Prostate cancer (PCa) remains a major threat to male health. Due to the inevitable progression of incurable castration-resistant prostate cancer (CRPC) after androgen deprivation therapy (ADT), it is an urgent need to seek out new therapeutic strategies that not dependent on androgen receptor (AR) signaling pathway. Through high-throughput screening of our in-house compound library, compound CD-15, a chalcone derivative, demonstrated remarkable anti-proliferative activity on AR-negative PCa cells at subnanomolar concentrations and completely blocked tumor growth in both cell line-derived xenograft (CDX) mice model and a zebrafish patient-derived xenograft (zPDX) model. Notably, CD-15 displayed a more favorable safety profile than the clinically widely-used drug docetaxel. Leveraging drug affinity responsive target stability (DARTS) technology and virtual target screening, thioredoxin reductase (TrxR) was identified as the direct target of CD-15. Our study also found TrxR was over-expressed in the serum and tissues in PCa patients and TrxR1 knockdown partially attenuated the suppressive effect of CD-15 in vitro and in vivo.
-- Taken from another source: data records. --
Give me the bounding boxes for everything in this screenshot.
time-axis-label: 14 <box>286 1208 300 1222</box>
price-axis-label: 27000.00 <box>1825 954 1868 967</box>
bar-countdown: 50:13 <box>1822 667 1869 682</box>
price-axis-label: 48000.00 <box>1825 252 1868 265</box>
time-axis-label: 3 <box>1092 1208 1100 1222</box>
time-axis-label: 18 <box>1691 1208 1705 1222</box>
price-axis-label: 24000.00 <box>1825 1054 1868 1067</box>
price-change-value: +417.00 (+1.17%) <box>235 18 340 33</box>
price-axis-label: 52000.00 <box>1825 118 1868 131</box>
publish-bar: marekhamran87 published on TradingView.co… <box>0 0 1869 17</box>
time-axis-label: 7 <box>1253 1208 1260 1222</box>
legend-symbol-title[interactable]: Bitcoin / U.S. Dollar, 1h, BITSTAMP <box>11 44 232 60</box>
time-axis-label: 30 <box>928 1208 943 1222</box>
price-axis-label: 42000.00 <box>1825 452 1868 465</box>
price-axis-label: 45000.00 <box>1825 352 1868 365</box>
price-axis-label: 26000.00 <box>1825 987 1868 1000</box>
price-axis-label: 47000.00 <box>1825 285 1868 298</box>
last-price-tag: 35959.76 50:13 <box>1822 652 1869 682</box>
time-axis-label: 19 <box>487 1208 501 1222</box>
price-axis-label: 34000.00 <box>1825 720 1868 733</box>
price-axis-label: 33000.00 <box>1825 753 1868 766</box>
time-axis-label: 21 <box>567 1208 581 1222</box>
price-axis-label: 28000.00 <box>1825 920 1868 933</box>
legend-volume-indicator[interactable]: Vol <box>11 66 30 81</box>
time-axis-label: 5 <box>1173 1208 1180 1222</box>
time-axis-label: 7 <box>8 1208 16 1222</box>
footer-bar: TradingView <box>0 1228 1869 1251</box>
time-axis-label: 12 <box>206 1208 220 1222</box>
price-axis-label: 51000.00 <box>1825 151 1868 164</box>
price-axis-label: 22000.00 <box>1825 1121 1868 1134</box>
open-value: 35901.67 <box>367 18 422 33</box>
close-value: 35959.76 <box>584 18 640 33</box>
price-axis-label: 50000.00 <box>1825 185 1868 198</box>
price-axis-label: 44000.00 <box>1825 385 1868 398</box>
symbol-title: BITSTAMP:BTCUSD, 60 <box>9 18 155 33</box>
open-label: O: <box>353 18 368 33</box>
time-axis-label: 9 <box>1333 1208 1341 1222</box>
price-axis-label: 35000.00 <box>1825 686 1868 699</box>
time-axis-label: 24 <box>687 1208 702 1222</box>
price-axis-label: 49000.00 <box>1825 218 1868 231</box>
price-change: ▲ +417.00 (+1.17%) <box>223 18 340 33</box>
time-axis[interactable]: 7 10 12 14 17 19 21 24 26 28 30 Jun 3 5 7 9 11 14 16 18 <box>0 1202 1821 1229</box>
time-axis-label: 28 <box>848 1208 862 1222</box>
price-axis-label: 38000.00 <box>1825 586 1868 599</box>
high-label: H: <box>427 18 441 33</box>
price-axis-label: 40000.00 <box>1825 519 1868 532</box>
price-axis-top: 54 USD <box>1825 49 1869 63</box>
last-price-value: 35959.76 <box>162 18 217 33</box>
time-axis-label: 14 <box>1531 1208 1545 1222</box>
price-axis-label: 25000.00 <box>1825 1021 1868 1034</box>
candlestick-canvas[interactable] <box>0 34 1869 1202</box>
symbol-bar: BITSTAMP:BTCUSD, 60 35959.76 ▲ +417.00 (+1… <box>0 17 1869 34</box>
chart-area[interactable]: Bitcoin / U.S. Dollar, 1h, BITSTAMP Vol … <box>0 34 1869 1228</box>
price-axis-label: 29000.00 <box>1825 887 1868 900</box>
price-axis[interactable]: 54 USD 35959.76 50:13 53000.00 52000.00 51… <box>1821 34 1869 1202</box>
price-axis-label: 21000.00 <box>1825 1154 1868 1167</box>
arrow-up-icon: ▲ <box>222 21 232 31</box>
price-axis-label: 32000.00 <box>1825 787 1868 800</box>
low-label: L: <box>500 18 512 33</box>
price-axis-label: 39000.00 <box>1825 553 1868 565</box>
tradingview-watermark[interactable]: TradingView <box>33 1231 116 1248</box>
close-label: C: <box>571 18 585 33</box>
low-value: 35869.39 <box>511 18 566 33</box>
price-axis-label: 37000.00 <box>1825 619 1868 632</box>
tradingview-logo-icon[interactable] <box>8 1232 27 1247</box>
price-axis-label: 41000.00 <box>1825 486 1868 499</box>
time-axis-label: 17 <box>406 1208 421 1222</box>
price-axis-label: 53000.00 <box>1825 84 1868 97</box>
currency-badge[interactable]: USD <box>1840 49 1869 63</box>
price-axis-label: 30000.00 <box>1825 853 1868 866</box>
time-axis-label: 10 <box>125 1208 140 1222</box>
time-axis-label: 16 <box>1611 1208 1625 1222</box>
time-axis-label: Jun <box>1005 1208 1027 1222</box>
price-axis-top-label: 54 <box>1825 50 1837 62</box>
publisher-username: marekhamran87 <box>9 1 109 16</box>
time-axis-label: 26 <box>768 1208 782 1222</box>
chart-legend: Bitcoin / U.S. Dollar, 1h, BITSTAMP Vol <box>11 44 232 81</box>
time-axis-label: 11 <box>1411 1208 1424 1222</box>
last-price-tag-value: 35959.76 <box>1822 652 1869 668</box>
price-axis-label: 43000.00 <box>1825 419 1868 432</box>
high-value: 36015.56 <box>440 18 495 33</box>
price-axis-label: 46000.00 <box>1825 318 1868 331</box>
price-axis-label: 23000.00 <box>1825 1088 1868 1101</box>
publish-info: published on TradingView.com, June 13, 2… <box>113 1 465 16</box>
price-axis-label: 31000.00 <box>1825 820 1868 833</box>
Moreover, several means including BIAM assay, molecular docking, LC-MS/MS and DARTS analysis confirmed that CD-15 covalently modified selenocysteine 498 (U) residues within the redox-active site of TrxR, leading to the enzyme inhibition. Mechanistically, CD-15 exerted a dual anti-PCa mechanism, which was capable of inducing ferroptosis in a TrxR-dependent manner. Altogether, CD-15 emerges as a promising candidate for the treatment of PCa and deserves further investigation.